Действительно, кому не любопытно дознать существенные черты святоотеческого толкования Библии? Конечно, в нем именно, а не в чем другом возможно отыскать и ключ к их богословствованию, всегда привязанному к Святому Писанию. Призывы к усвоению отеческого метода раздаются у нас постоянно не только со стороны писателей духовных, но и светских. На Западе редкий даже протестанский теолог позволяет себе оставлять без внимания отеческие мнения по разбираемому богословскому вопросу; а при толковании Библии на всяком шагу приводятся отеческие изречения. Тем не менее ни на Западе, ни у нас богословская наука не может похвалиться родственностью метода и результатов с творениями Отцов; особенно же их толковательные труды остаются для наших умов не только неудобоносимыми бременами, но нередко и вовсе непостижимыми со стороны своего метода. Все что мы умеем о них сказать, это чисто отрицательного характера замечание, будто Отцы считали себя вправе извлекать смысл библейских изречений “вне контекста”. Между тем всякий видит, что с одной стороны, прием отеческих толкований совершенно не подобен современному, а с другой стороны, толкования Отцов носят на себе характер известного единства, и как бы мы ни распространялись о разности двух экзегетических школ, Александрийской и Антиохийской, но все же между представителями той и другой, например, Златоустом и Оригеном, или Феодоритом и Кириллом, несравненно больше внутреннего родства со стороны метода и результатов, нежели между любым из них и толкователями, нам современными.

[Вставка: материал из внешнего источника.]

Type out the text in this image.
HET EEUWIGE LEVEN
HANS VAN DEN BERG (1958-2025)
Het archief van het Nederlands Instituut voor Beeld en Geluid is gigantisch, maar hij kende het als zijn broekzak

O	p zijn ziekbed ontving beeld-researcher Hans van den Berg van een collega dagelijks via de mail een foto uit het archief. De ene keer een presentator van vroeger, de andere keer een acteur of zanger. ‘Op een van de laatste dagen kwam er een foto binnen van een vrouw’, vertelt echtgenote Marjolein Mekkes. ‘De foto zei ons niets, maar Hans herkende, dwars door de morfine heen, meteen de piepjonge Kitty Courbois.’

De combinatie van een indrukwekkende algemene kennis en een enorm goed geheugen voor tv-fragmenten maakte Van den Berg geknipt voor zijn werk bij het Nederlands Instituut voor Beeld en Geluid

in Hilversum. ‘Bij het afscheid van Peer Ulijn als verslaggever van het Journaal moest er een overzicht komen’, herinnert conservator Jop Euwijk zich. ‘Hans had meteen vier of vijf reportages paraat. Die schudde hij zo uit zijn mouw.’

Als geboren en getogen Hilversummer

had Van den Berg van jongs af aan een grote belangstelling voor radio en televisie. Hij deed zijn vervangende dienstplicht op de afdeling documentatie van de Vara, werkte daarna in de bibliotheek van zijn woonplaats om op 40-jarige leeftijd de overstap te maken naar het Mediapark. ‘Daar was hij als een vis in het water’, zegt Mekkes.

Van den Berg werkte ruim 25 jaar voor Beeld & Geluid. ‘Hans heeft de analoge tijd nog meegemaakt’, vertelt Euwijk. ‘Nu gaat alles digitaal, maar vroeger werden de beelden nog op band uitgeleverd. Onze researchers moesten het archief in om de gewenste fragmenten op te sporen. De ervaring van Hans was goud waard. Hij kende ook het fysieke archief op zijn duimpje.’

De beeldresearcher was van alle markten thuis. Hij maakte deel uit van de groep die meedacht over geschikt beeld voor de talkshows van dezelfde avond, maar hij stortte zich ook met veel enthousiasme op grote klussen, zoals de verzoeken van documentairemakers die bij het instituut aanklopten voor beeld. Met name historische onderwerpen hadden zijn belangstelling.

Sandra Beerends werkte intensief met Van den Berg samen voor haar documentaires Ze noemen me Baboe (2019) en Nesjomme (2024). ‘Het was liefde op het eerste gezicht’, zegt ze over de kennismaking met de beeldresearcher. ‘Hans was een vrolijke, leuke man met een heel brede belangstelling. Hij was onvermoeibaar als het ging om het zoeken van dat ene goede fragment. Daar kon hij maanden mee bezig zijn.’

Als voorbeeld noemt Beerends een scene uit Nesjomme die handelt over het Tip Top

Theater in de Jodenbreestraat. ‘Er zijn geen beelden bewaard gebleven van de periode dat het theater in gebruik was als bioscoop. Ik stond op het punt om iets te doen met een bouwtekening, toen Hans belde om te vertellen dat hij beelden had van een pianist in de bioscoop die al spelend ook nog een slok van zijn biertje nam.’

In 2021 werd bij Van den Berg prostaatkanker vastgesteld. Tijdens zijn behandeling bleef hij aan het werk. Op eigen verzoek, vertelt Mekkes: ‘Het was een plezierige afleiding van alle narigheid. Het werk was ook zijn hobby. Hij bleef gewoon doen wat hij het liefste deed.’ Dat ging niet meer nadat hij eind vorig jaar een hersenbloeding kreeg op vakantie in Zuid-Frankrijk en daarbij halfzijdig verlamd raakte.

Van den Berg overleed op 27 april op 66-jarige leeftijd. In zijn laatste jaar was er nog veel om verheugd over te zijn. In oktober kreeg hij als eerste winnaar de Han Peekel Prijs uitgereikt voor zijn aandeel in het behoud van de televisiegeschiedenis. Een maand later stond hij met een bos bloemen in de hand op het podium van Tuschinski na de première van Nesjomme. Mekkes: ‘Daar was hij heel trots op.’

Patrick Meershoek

Какими же основоположениями руководились Отцы Церкви при толковании слова Божиего? Вот вопрос, который может быть назван основным по своей важности для разрешения задач современного богословия и роковым по трудности своего разрешения. Трудность эта заключается главным образом в том обстоятельстве, что относительное единообразие отеческой экзегетики не было плодом сознательного усвоения тех или других точно выраженных правил, но естественным выражением единства христианского духа, их проникавшего, или, говоря по-современному, их непосредственной конгениальности с духом библейским. Пока стадо Христово жило дружной семьей, все хорошо понимали друг друга с двух слов, и потому толкователи Библии почти не считали нужным показывать, по каким основаниям они извлекают тот или другой смысл из Священного Писания, очевидно предполагая, что дело само за себя говорит. Вот почему так мало у нас сочинений отеческого периода по методике толкования или герменевтике. Но и те, которые имеются, не построят целой гносеологической системы; их авторы проникнуты духом непосредственного усвоения библейского смысла, и лишь некоторые, по преимуществу затруднительные места священных книг побуждали этих авторов или высказывать общие герменевтические соображения, или составлять специальные правила для толкования отдельных видов недоразумений.
Такого рода герменевтические рассуждения встречаем мы в четвертой книге Оригена: “О началах”, затем они рассеяны в творениях святого Иоанна Златоуста, Илария Пиктавийского (особенно в его сочинении о Троице) и блаженного Августина в его “Христианском учении”. Герменевтическими сочинениями в строгом смысле, кроме Книги Правил, могут быть названы только книги Евхерия Лионского (“Книга правил духовного понимания”), Адриана, писателя конца V века (“Введение в книги Священного Писания”) и его старшего современника, Юнилия Африканского (“О частях Божественного закона”). Сочинение Тихония отличается наибольшей между всеми названными полнотой и систематичностью. Не обладая ясностью изложения, ни тем более художественностью отделки и многократно повторяясь, Тихоний был, однако, человеком по преимуществу формально-рассудочного направления, а потому его рассуждения наиболее доступны сынам XIX века и могут не только пролить свет на те части Священного Писания, коих прямо касаются, но и приблизить наш ум к усвоению некоторых более общих приемов и основоположений древней общецерковной экзегетики, столь авторитетной для православного богослова и для всякого христианина вообще. Читателю Правил легко можно заметить, что они приноровлены к кажущимся в Библии противоречиям, то есть к тем случаям, когда непосредственное усвоение излагаемой в священных книгах мысли не дается читателю. Подобный же случайный характер имеют и все почти герменевтические замечания прочих древних писателей.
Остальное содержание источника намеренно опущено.